In increasing numbers, employers are looking at credit histories to make employment-related decisions. A recent study by the Society for Human Resource Management found that as many as 60% of its members had consulted credit reports of applicants and current employees to make decisions ranging from hiring and promoting to discipline and termination.
Like with all other types of information, social media affords easier access to employees’ financial and other background information, as online resources (for the employer itself, or a retained third party investigator or agency) exist to obtain driving records, criminal histories, and credit-related reports. It is only natural to think that employers will continue to want to use such accessible information to get a full and complete picture on someone it considers bringing in to its work environment. Indeed, third-party investigative firms have been created for retention by employers in order to scour the World Wide Web and create a sort of social media dossier on applicants and employees. Individuals, on the other hand, continue to express a desire to be treated on the merits of their abilities in a process that is free from bias and inaccuracies.
Last week, the United States Equal Employment Opportunity Commission (“EEOC”) held a public hearing to consider the potential discriminatory impacts of employer use of credit histories. Studies were cited for the proposition that a poor credit history, for example, may not have a direct correlation to the ability to perform one’s specific job, but instead may reflect an adverse bias against women, minorities, or disabled individuals. The EEOC has not yet announced any immediate course of action it will take at the end of the public hearings as a result of these studies. But one can assume that the federal agency will at some point issue a new policy or position statement on the use of credit and other background checks by employers.
Employer Take Away: What should you as an employer take away from this development?
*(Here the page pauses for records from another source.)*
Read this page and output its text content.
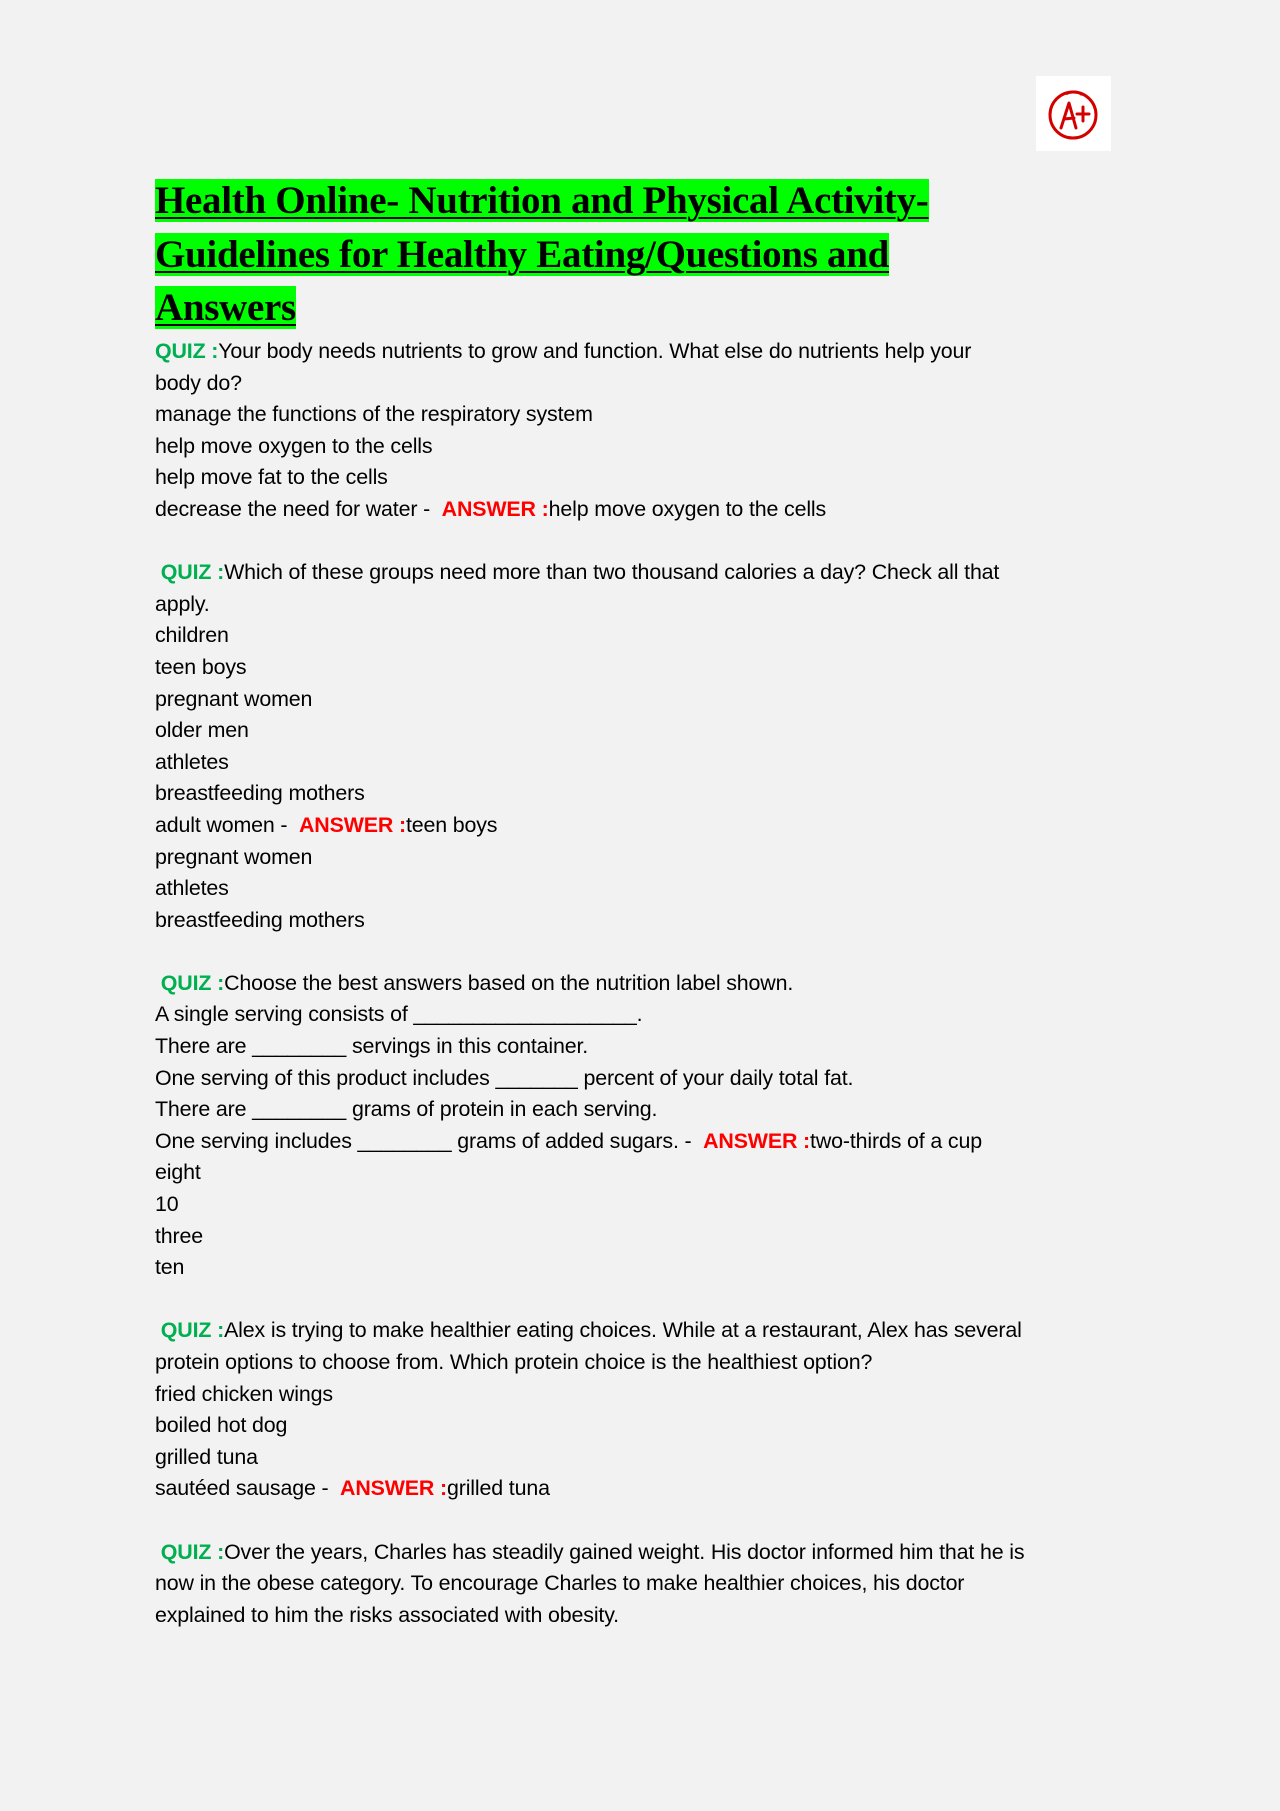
Health Online- Nutrition and Physical Activity-
Guidelines for Healthy Eating/Questions and
Answers
QUIZ :Your body needs nutrients to grow and function. What else do nutrients help your
body do?
manage the functions of the respiratory system
help move oxygen to the cells
help move fat to the cells
decrease the need for water -  ANSWER :help move oxygen to the cells
QUIZ :Which of these groups need more than two thousand calories a day? Check all that
apply.
children
teen boys
pregnant women
older men
athletes
breastfeeding mothers
adult women -  ANSWER :teen boys
pregnant women
athletes
breastfeeding mothers
QUIZ :Choose the best answers based on the nutrition label shown.
A single serving consists of ___________________.
There are ________ servings in this container.
One serving of this product includes _______ percent of your daily total fat.
There are ________ grams of protein in each serving.
One serving includes ________ grams of added sugars. -  ANSWER :two-thirds of a cup
eight
10
three
ten
QUIZ :Alex is trying to make healthier eating choices. While at a restaurant, Alex has several
protein options to choose from. Which protein choice is the healthiest option?
fried chicken wings
boiled hot dog
grilled tuna
sautéed sausage -  ANSWER :grilled tuna
QUIZ :Over the years, Charles has steadily gained weight. His doctor informed him that he is
now in the obese category. To encourage Charles to make healthier choices, his doctor
explained to him the risks associated with obesity.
While background information and histories are readily accessible, you need to be cautious about the how, when and what of obtaining this type of history, even when it comes from an applicant’s or employee’s own social networking sites. A couple of suggestions:
(1) Determine whether you want to rely on credit histories and other background information in the first place, and, if so, consider whether to obtain and rely on such information only for certain positions, rather than across the board with respect to all applicants and employees. For example, conducting a credit check for a restaurant chef or file clerk who will have no financial responsibilities may be unnecessary and may not be worth the risk of potential liability. On the other hand, an auditor or a bank teller may have job duties that warrant certain considerations.
(2) If you are going to check an individual’s background, make sure you are complying with the strict requirements in existing law. The federal Fair Credit Reporting Act (“FCRA”), the federal Bankruptcy Code, and even Title VII of the Civil Rights Act, all proscribe the misuse of credit histories. In addition, FCRA contains very specific disclosure and notification obligations on employers in many cases, even requiring the use of specific forms before and after obtaining certain background information and taking adverse employment action against the applicant or employee.